Future work should assess whether different characteristics at weekends play a role in influencing the risk of unstable angina. For example, different waking times, size and timing of meals, home vs work stress and increased sport activities.
In conclusion, among the Gulf States, apart from lower utilization of angiography at weekends, there were largely no significant discrepancies in the management and care of patients admitted with ACS on weekdays and during morning hours compared with patients admitted on weekends and night hours, and the overall 30-day and 1-year mortality was similar between both the cohorts. These results indicate that there is a consistent approach to the management and care of ACS patients during weekend and weekdays in the Middle-East countries.

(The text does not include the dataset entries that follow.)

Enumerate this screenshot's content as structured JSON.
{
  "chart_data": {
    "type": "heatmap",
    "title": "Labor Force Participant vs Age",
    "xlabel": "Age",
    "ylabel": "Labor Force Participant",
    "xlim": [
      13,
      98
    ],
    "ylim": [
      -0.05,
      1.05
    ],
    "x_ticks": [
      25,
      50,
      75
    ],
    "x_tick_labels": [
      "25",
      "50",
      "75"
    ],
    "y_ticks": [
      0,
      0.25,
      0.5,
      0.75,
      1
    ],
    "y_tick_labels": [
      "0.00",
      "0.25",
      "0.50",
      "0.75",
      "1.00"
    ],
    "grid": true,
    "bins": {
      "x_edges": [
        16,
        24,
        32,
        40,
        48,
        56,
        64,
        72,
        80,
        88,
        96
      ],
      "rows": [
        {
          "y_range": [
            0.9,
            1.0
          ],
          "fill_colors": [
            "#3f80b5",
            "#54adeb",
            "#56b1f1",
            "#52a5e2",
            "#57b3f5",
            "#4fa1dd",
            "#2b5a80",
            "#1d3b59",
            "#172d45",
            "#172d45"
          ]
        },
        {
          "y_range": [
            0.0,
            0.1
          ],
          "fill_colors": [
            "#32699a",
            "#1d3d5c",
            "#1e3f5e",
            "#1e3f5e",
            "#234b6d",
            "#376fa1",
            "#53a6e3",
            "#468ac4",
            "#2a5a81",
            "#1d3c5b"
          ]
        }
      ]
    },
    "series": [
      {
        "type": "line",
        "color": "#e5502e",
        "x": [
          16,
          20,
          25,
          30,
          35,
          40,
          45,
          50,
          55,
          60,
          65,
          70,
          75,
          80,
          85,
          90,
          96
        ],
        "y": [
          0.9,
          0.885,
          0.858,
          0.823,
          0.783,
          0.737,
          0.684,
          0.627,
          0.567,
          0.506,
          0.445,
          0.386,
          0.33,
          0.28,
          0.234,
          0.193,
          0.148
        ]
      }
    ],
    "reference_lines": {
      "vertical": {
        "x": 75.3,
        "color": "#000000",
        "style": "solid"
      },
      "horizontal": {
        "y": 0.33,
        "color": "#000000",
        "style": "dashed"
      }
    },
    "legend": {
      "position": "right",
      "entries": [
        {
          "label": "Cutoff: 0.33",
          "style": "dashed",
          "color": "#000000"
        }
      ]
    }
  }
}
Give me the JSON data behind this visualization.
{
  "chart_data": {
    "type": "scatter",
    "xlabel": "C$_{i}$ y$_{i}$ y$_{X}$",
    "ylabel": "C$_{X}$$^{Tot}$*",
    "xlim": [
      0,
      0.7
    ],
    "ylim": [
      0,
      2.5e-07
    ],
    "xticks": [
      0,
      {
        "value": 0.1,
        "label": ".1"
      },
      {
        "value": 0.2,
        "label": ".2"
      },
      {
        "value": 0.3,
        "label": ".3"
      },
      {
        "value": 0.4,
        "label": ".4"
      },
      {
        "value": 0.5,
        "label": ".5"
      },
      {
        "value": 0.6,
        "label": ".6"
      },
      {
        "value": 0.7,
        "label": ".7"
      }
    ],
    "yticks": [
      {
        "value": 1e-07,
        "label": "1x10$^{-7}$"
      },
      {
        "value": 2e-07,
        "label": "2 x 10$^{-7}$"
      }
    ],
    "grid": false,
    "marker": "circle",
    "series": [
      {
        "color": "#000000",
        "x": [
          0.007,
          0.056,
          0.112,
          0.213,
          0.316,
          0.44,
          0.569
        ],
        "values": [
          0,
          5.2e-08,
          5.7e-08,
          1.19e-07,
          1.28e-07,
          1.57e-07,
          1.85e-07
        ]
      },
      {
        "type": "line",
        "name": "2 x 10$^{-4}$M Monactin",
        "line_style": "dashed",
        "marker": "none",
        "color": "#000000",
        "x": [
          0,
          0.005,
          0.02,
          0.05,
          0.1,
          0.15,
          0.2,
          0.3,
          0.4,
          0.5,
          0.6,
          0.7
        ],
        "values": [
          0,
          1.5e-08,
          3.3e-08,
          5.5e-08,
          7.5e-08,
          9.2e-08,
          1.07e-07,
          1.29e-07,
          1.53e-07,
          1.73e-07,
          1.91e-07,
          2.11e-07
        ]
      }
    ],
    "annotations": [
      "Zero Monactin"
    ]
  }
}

We thank all patients who consented to this study as well as all physicians who collaborated in the data collection and data management. Thanks also go to Zenaida Ramoso and Kazi Nur Asfina for their data coordination and administrative assistance. Finally, this project would not have been possible if it were not for the special leadership and support of Dr Hajar Albinali, President of Gulf Heart Association (GHA).
The authors declare no conflicts of interest with respect to the authorship and/or publication of this article.
Gulf RACE is a GHA project supported by Sanofi-Aventis, Paris, France and College of Medicine Research Center at King Khalid University Hospital, King Saud University, Riyadh, Saudi Arabia. The sponsors had no involvement in the study conception or design; data collection, analysis, or interpretation; writing, review, or approval of the manuscript; or the decision to submit the manuscript for publication.